One reason it's been hard to shut down is because it's run on Tor, a type of open source software that protects the user against surveillance.  To access Silk Road, users have to write a piece of Tor software and they can only buy drugs using the crypto currency called Bitcoin, a digital currency that's not controlled by any banks or any governments.

"That means that it doesn't have to necessarily tie to your identity, as a result it can be very difficult to trace the transactions," said Andy Greenberg, a technology writer for Forbes magazine, who recently scored a rare interview with Roberts. "You can privately and securely make these purchases of even very large amounts of highly illegal drugs."
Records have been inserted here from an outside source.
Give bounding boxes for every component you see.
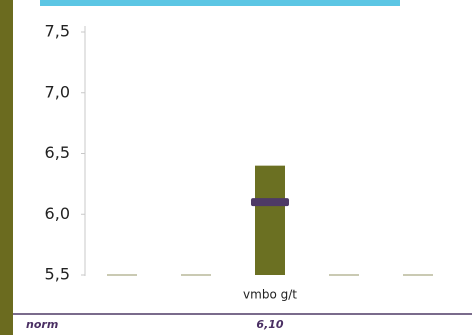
title-bar: [40, 0, 400, 6]
norm-value: 6,10: [256, 318, 283, 331]
norm-marker: [251, 198, 289, 207]
bar: [255, 165, 285, 275]
y-tick-label: 6,0: [45, 204, 70, 223]
y-tick-label: 7,0: [45, 82, 70, 101]
left-stripe: [0, 0, 13, 335]
y-tick-label: 7,5: [45, 22, 70, 41]
y-tick-label: 6,5: [45, 143, 70, 162]
norm-label: norm: [26, 318, 58, 331]
y-tick-label: 5,5: [45, 265, 70, 284]
x-tick-label: vmbo g/t: [243, 288, 297, 302]
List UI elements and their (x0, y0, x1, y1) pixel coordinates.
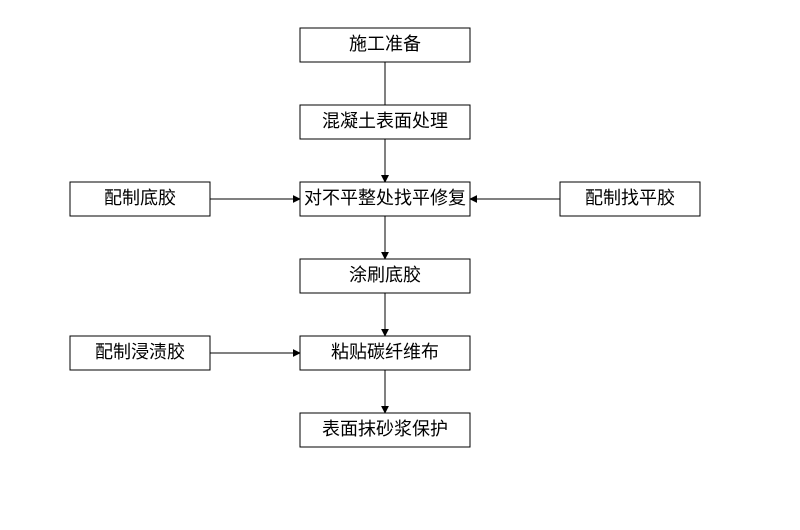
flow-node-nR1: 配制找平胶 (560, 182, 700, 216)
flow-node-label: 配制浸渍胶 (95, 342, 185, 362)
flow-node-label: 混凝土表面处理 (322, 111, 448, 131)
flow-node-label: 对不平整处找平修复 (304, 188, 466, 208)
flow-node-label: 配制找平胶 (585, 188, 675, 208)
flow-node-nL1: 配制底胶 (70, 182, 210, 216)
flow-node-label: 涂刷底胶 (349, 265, 421, 285)
flow-node-label: 粘贴碳纤维布 (331, 342, 439, 362)
flow-node-label: 施工准备 (349, 34, 421, 54)
flow-node-n4: 涂刷底胶 (300, 259, 470, 293)
flow-node-n6: 表面抹砂浆保护 (300, 413, 470, 447)
flow-node-n5: 粘贴碳纤维布 (300, 336, 470, 370)
flow-node-n3: 对不平整处找平修复 (300, 182, 470, 216)
flow-node-n2: 混凝土表面处理 (300, 105, 470, 139)
flow-node-label: 表面抹砂浆保护 (322, 419, 448, 439)
flow-node-label: 配制底胶 (104, 188, 176, 208)
flowchart-canvas: 施工准备混凝土表面处理对不平整处找平修复 配制底胶 配制找平胶涂刷底胶粘贴碳纤维布 配… (0, 0, 800, 530)
flow-node-n1: 施工准备 (300, 28, 470, 62)
flow-node-nL2: 配制浸渍胶 (70, 336, 210, 370)
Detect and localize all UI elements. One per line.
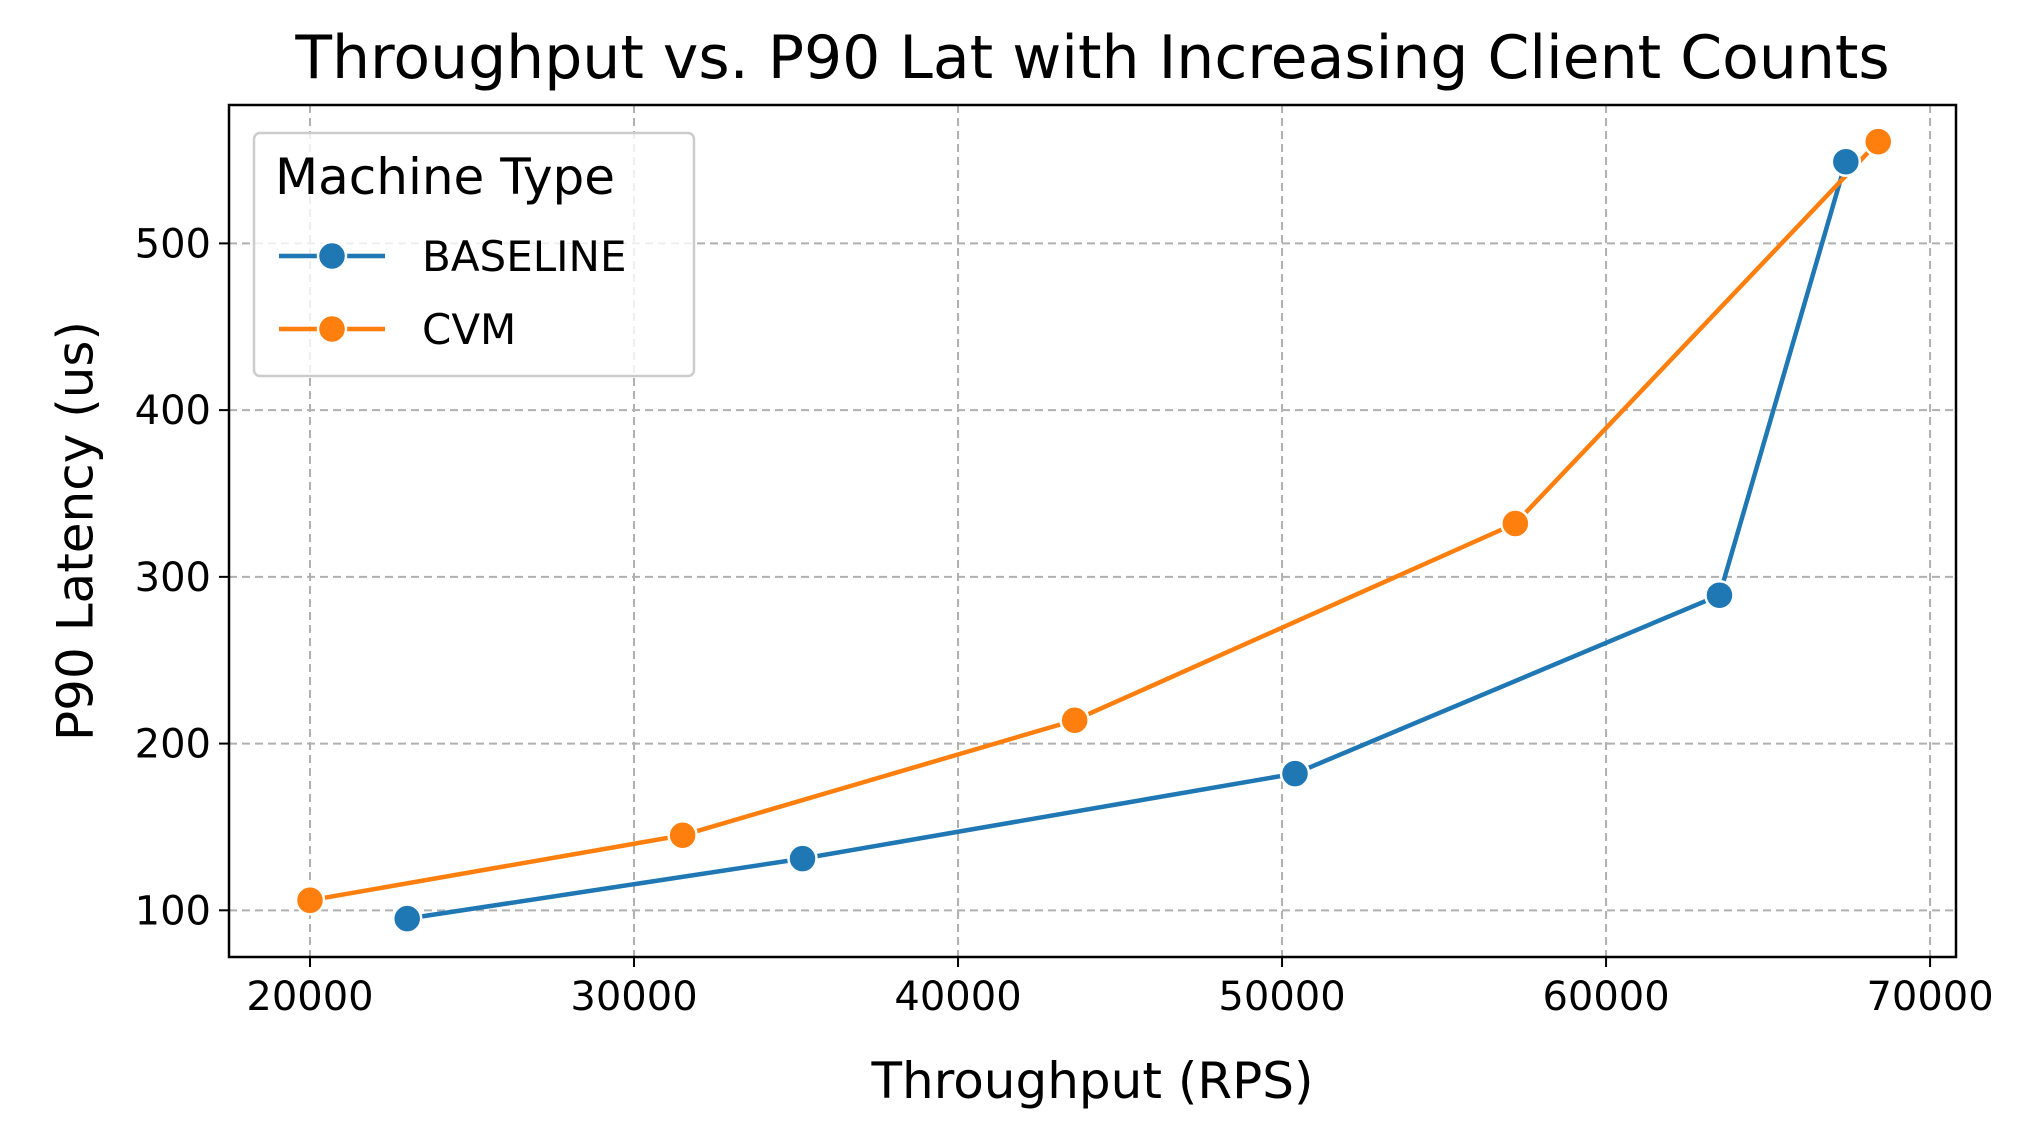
y-tick-label: 400 bbox=[135, 388, 211, 434]
x-tick-label: 60000 bbox=[1542, 974, 1669, 1020]
legend-label: BASELINE bbox=[422, 232, 626, 281]
legend-marker bbox=[316, 313, 348, 345]
legend: Machine Type BASELINE CVM bbox=[252, 131, 696, 378]
x-tick-label: 50000 bbox=[1218, 974, 1345, 1020]
legend-box bbox=[252, 131, 696, 378]
data-point bbox=[667, 820, 698, 851]
data-point bbox=[1059, 704, 1090, 736]
y-tick-label: 200 bbox=[135, 722, 211, 768]
legend-marker bbox=[316, 240, 348, 272]
grid bbox=[229, 105, 1956, 957]
x-tick-label: 20000 bbox=[246, 974, 373, 1020]
data-point bbox=[1704, 579, 1735, 611]
plot-frame bbox=[227, 103, 1958, 959]
legend-entries: BASELINE CVM bbox=[279, 232, 626, 354]
y-tick-label: 100 bbox=[135, 888, 211, 934]
data-point bbox=[1830, 146, 1862, 177]
legend-label: CVM bbox=[422, 305, 516, 354]
x-axis-label: Throughput (RPS) bbox=[871, 1052, 1314, 1110]
y-tick-label: 300 bbox=[135, 555, 211, 601]
data-point bbox=[391, 903, 423, 934]
x-tick-label: 70000 bbox=[1866, 974, 1993, 1020]
legend-title: Machine Type bbox=[275, 148, 615, 206]
data-point bbox=[787, 843, 818, 874]
data-point bbox=[1279, 758, 1311, 789]
axis-ticks: 20000 30000 40000 50000 60000 70000 100 200 300 4… bbox=[135, 221, 1994, 1020]
x-tick-label: 30000 bbox=[570, 974, 697, 1020]
chart-title: Throughput vs. P90 Lat with Increasing C… bbox=[294, 23, 1889, 93]
data-point bbox=[294, 885, 326, 916]
data-point bbox=[1862, 126, 1894, 157]
x-tick-label: 40000 bbox=[894, 974, 1021, 1020]
y-tick-label: 500 bbox=[135, 221, 211, 267]
y-axis-label: P90 Latency (us) bbox=[47, 321, 105, 741]
data-point bbox=[1500, 508, 1531, 539]
series-layer bbox=[294, 126, 1894, 934]
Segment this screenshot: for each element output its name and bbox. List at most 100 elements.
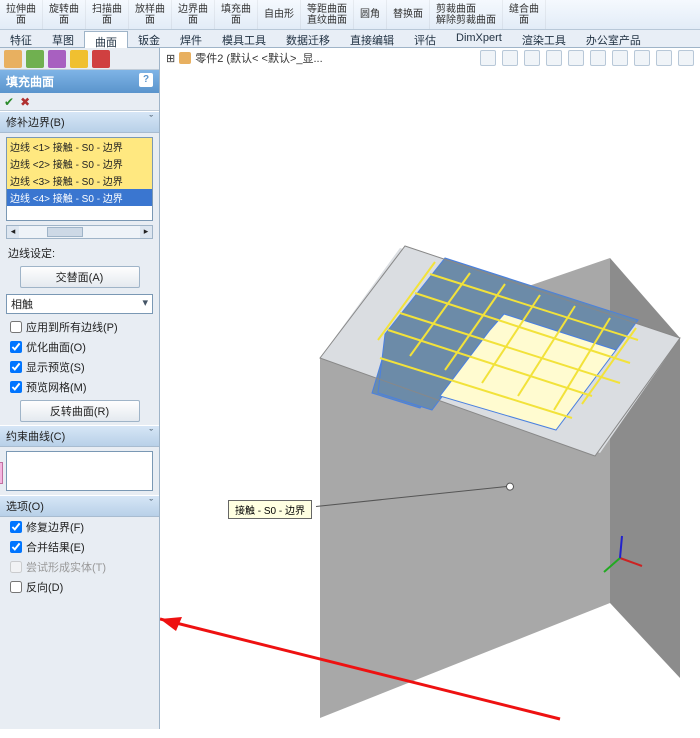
curvature-select[interactable]: 相触 ▾: [6, 294, 153, 314]
scroll-right-icon[interactable]: ▸: [140, 226, 152, 238]
ribbon-loft[interactable]: 放样曲面: [129, 0, 172, 29]
list-hscroll[interactable]: ◂ ▸: [6, 225, 153, 239]
tab-dimxpert[interactable]: DimXpert: [446, 30, 512, 47]
edge-tooltip: 接触 - S0 - 边界: [228, 500, 312, 519]
constraint-curves-list[interactable]: [6, 451, 153, 491]
collapse-icon[interactable]: ˇ: [149, 428, 153, 444]
tab-evaluate[interactable]: 评估: [404, 30, 446, 47]
edge-setting-label: 边线设定:: [0, 243, 159, 263]
pm-tab-icon[interactable]: [48, 50, 66, 68]
tab-direct[interactable]: 直接编辑: [340, 30, 404, 47]
ribbon-knit[interactable]: 缝合曲面: [503, 0, 546, 29]
zoom-fit-icon[interactable]: [480, 50, 496, 66]
section-icon[interactable]: [546, 50, 562, 66]
ribbon-boundary[interactable]: 边界曲面: [172, 0, 215, 29]
group-options-header[interactable]: 选项(O) ˇ: [0, 495, 159, 517]
collapse-icon[interactable]: ˇ: [149, 498, 153, 514]
ok-icon[interactable]: ✔: [4, 95, 14, 108]
ribbon: 拉伸曲面 旋转曲面 扫描曲面 放样曲面 边界曲面 填充曲面 自由形 等距曲面直纹…: [0, 0, 700, 30]
fix-boundary-check[interactable]: 修复边界(F): [0, 517, 159, 537]
select-value: 相触: [11, 296, 33, 312]
part-name: 零件2 (默认< <默认>_显...: [195, 50, 322, 66]
reverse-dir-check[interactable]: 反向(D): [0, 577, 159, 597]
view-orient-icon[interactable]: [568, 50, 584, 66]
ribbon-freeform[interactable]: 自由形: [258, 0, 301, 29]
chevron-down-icon: ▾: [142, 296, 148, 312]
pm-tab-icon[interactable]: [70, 50, 88, 68]
pm-confirm-row: ✔ ✖: [0, 93, 159, 111]
ribbon-trim[interactable]: 剪裁曲面解除剪裁曲面: [430, 0, 503, 29]
optimize-surface-check[interactable]: 优化曲面(O): [0, 337, 159, 357]
list-item[interactable]: 边线 <2> 接触 - S0 - 边界: [7, 155, 152, 172]
pm-title-bar: 填充曲面 ?: [0, 70, 159, 93]
list-item[interactable]: 边线 <1> 接触 - S0 - 边界: [7, 138, 152, 155]
ribbon-sweep[interactable]: 扫描曲面: [86, 0, 129, 29]
tab-surface[interactable]: 曲面: [84, 31, 128, 48]
zoom-area-icon[interactable]: [502, 50, 518, 66]
pm-title: 填充曲面: [6, 73, 54, 90]
checkbox[interactable]: [10, 341, 22, 353]
checkbox[interactable]: [10, 521, 22, 533]
list-item[interactable]: 边线 <3> 接触 - S0 - 边界: [7, 172, 152, 189]
tab-render[interactable]: 渲染工具: [512, 30, 576, 47]
checkbox[interactable]: [10, 321, 22, 333]
checkbox[interactable]: [10, 361, 22, 373]
display-style-icon[interactable]: [590, 50, 606, 66]
cancel-icon[interactable]: ✖: [20, 95, 30, 108]
checkbox[interactable]: [10, 541, 22, 553]
prev-view-icon[interactable]: [524, 50, 540, 66]
ribbon-offset[interactable]: 等距曲面直纹曲面: [301, 0, 354, 29]
ribbon-label: 拉伸曲: [6, 4, 36, 15]
group-title: 修补边界(B): [6, 114, 65, 130]
ribbon-fillet[interactable]: 圆角: [354, 0, 387, 29]
property-manager: 填充曲面 ? ✔ ✖ 修补边界(B) ˇ 边线 <1> 接触 - S0 - 边界…: [0, 48, 160, 729]
scroll-thumb[interactable]: [47, 227, 83, 237]
scene-3d[interactable]: 接触 - S0 - 边界: [160, 78, 700, 729]
ribbon-fill[interactable]: 填充曲面: [215, 0, 258, 29]
group-title: 约束曲线(C): [6, 428, 65, 444]
collapse-icon[interactable]: ˇ: [149, 114, 153, 130]
scroll-left-icon[interactable]: ◂: [7, 226, 19, 238]
tab-feature[interactable]: 特征: [0, 30, 42, 47]
list-item[interactable]: 边线 <4> 接触 - S0 - 边界: [7, 189, 152, 206]
alternate-face-button[interactable]: 交替面(A): [20, 266, 140, 288]
pm-tab-icon[interactable]: [92, 50, 110, 68]
command-tabs: 特征 草图 曲面 钣金 焊件 模具工具 数据迁移 直接编辑 评估 DimXper…: [0, 30, 700, 48]
patch-boundary-list[interactable]: 边线 <1> 接触 - S0 - 边界 边线 <2> 接触 - S0 - 边界 …: [6, 137, 153, 221]
tab-sketch[interactable]: 草图: [42, 30, 84, 47]
breadcrumb[interactable]: ⊞ 零件2 (默认< <默认>_显...: [166, 50, 323, 66]
checkbox[interactable]: [10, 581, 22, 593]
graphics-viewport[interactable]: ⊞ 零件2 (默认< <默认>_显...: [160, 48, 700, 729]
tab-sheetmetal[interactable]: 钣金: [128, 30, 170, 47]
ribbon-extrude[interactable]: 拉伸曲面: [0, 0, 43, 29]
group-patch-header[interactable]: 修补边界(B) ˇ: [0, 111, 159, 133]
view-toolbar: [480, 50, 694, 66]
ribbon-revolve[interactable]: 旋转曲面: [43, 0, 86, 29]
create-solid-check: 尝试形成实体(T): [0, 557, 159, 577]
appearance-icon[interactable]: [634, 50, 650, 66]
tab-office[interactable]: 办公室产品: [576, 30, 651, 47]
apply-all-edges-check[interactable]: 应用到所有边线(P): [0, 317, 159, 337]
pm-tab-icon[interactable]: [4, 50, 22, 68]
panel-tab-icons: [0, 48, 159, 70]
part-icon: [179, 52, 191, 64]
view-settings-icon[interactable]: [678, 50, 694, 66]
group-title: 选项(O): [6, 498, 44, 514]
checkbox[interactable]: [10, 381, 22, 393]
show-preview-check[interactable]: 显示预览(S): [0, 357, 159, 377]
tab-data[interactable]: 数据迁移: [276, 30, 340, 47]
hide-show-icon[interactable]: [612, 50, 628, 66]
group-constraint-header[interactable]: 约束曲线(C) ˇ: [0, 425, 159, 447]
expand-icon[interactable]: ⊞: [166, 52, 175, 65]
merge-result-check[interactable]: 合并结果(E): [0, 537, 159, 557]
annotation-arrow: [160, 589, 580, 729]
tab-mold[interactable]: 模具工具: [212, 30, 276, 47]
pm-tab-icon[interactable]: [26, 50, 44, 68]
reverse-surface-button[interactable]: 反转曲面(R): [20, 400, 140, 422]
tab-weld[interactable]: 焊件: [170, 30, 212, 47]
scene-icon[interactable]: [656, 50, 672, 66]
preview-mesh-check[interactable]: 预览网格(M): [0, 377, 159, 397]
help-icon[interactable]: ?: [139, 73, 153, 87]
ribbon-replace[interactable]: 替换面: [387, 0, 430, 29]
checkbox: [10, 561, 22, 573]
But how is this possible, and why haven't authorities been able to shut the website down yet? Greenberg says its because of the effectiveness of the Tor anonymity software and the triple-encrypted communication that it uses. 

"I am sure the drug enforcement agency would love to locate the servers who run the Silk Road, or better yet the people who are behind it," said Greenberg. "Tor is a complex tool that triple encrypts web traffic and then bounces it around to different computers around the world. It can be very difficult to trace those communications and to find the source…It's possible that the NSA could, but it doesn't seem that the FBI or DEA has been able to."

Roberts's motivation is monetary, but he is also motivated by a political stance. According to Greenberg, Roberts considers himself a radical free market libertarian and he hosts a forum site where he posts political manifestos. Users see him as a sort of Che Guevara figure and a hero. 

"It is largely this idea of creating a free market that is not even the most powerful government in the world can regulate or enforce its laws upon," said Greenberg. 

Another reason the site has been so successful is Roberts's diligence when it comes to clouding his true identity. Greenberg spent eight months communicating with Roberts via the website trying to convince him to open up to an interview. Even though he eventually broke through, Roberts still withheld even the simplest facts, like his nationality, age, and whether or not he was in the U.S. 

Greenberg says he thinks the recent appearance of competitor sites, such as Atlantis, have pushed Roberts to dip his toe into the spotlight. 

"They have a marketing team that created a YouTube video ad, that's the kind of thing that Silk Road has never dared to do until now," said Greenberg. "I think that the Dread Pirate Roberts is realizing that he needs to have a public persona as well to compete with these newcomers."